Preliminary tests done at the hospital emergency indicated a possible long stay. My wife’s nephew knew what to do and showed up with a batch of new books. He knows my penchant to learn more about Colombia. We have often traveled together to places in the country where his work has taken him. Included in the slew of books to pass the time of what turned out to be over a week was “Short Walks From Bogotá” by Tom Feiling.
This is the book I came to Colombia many years ago to write. Unfortunately my arrival was too early. At that time there were still FARC, ELN and paramilitary roadblocks in many parts of the country. Colombians told me such things as, “It is not safe for you here yet.”
It would be a few years before the country would become the “new Colombia” as author, Thomas Feiling, calls it. In my opinion Feiling came at the correct time (2011) to see and tell readers of the changes. And the author knew what to look for in changes as he had been in the country in 2001.
Fortunately for me, though I never wrote my book, I did meet my future wife. Our marriage allowed me to live through and witness the transition of Colombia. Therefore Feiling looks at the country different than I can. While I saw gradual change he noticed the difference between then and now.
The author takes readers along on his travels throughout Colombia and tells the story of its past. He identifies players in the conflict that gripped the country in a manner difficult to understand by many in other parts of the world.
The title is a little misleading. The places he visits requires planes and buses to get to. Even his inability to get a taxi late at night to take him from the North of Bogotá to his room in Candeleria was no short distance requiring many hours of walking.
Along his trips he travels with Colombians. While I found them not typical of the majority who inhabit the country, they are representative of what one can find in Colombia.
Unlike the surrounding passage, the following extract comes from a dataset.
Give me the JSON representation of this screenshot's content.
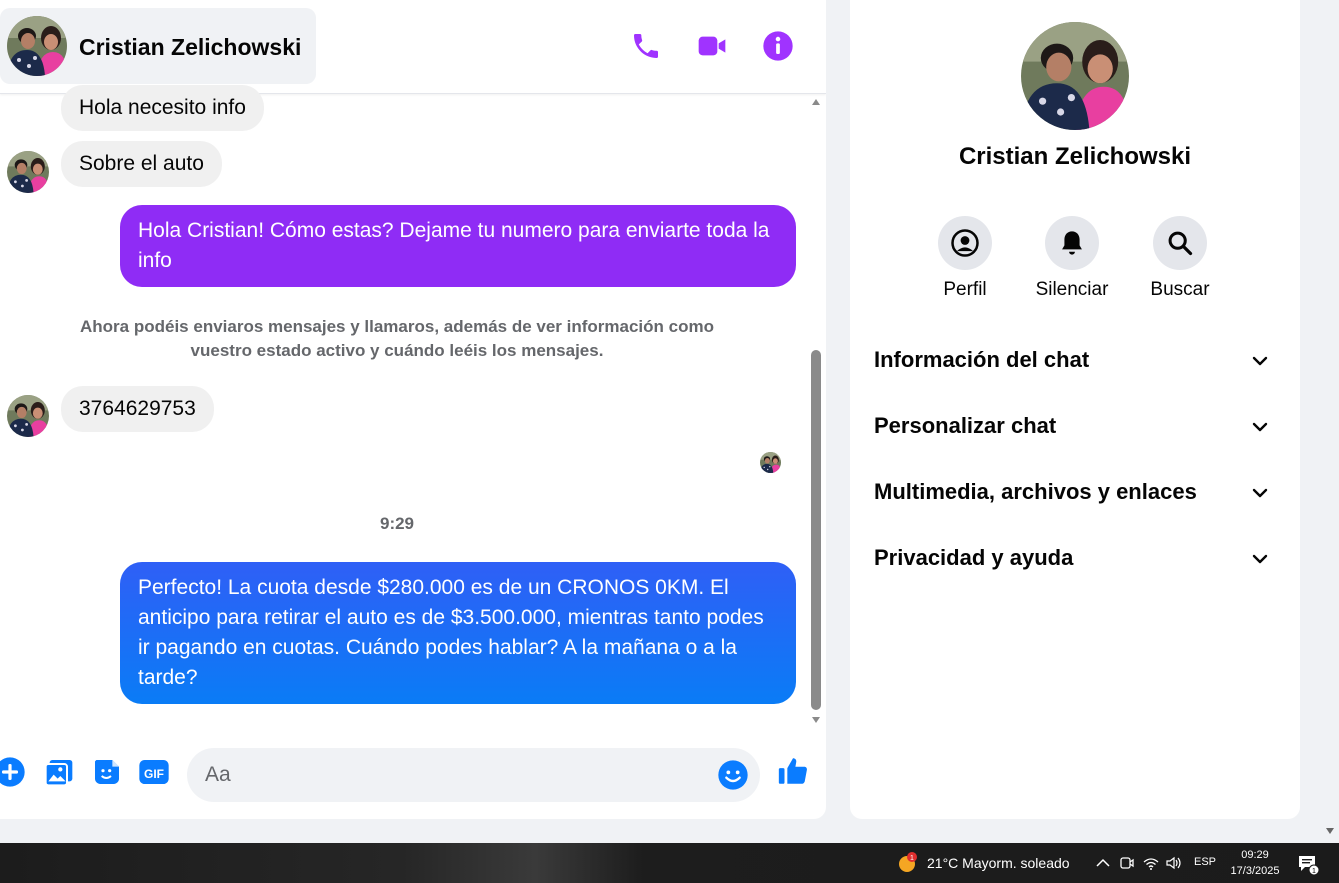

The book is 266 pages in length with eleven chapters. Feiling’s journey begins and ends in Bogotá. In between there are visits to the flat areas of Colombia known as the Llanos. He takes the reader along to small towns such as Mompós, San Carlos, Valledupar and other places. You will read stories about how citizens in one town adopted the dead from other place and about the Japanese cowboy who made in fortune in the country’s emerald mines. But Feiling also covers the history of the multiple terrorist groups in the country and their effect on today’s Colombia.
The places he visits are not typical tourist areas. But I do not believe that is the focus of his book. These are places that seem to be chosen to best reveal the changes in Colombia and tell the story. Consequently his book provides a different look into the country than what you find in the writings on our blog site. Though we cover such out-of-the-way places as Miraflores, Feiling gets more into the nitty gritty of those locations that may see travelers, but not tourists for many years to come.
Overall I believe Feiling does a good job of presenting the Colombia as it is now and showing the process that got it there. However I have lived in the country for many yeas and of course Colombia is my wife’s home. Therefore there are areas where we take exception to the author’s presentation of some things. But most are small in nature and come from different experiences. It is one thing to look at the country as a visitor and another as a resident.
However there is a part missing. But it is not the author’s fault. Feiling is British. I am from the United States. My readings, studies and research into past events contain more information of the USA’s involvement. The over 7 billion dollars given to Colombia by The United States making the country the largest recipient of US taxpayer dolllares in the Western Hemisphere is pretty much glossed over. But then again Plan Colombia and the politics behind it would be a book by itself.
“Short Walks From Bogotá” is a good read for many people. I believe my high school friend, Gary, would enjoy it as he has asked questions about Colombia. But anyone who knows that there must be more Colombia than what US media purports should read the book. Feiling’s subtitle pretty much says it all, “Journeys in the New Colombia.”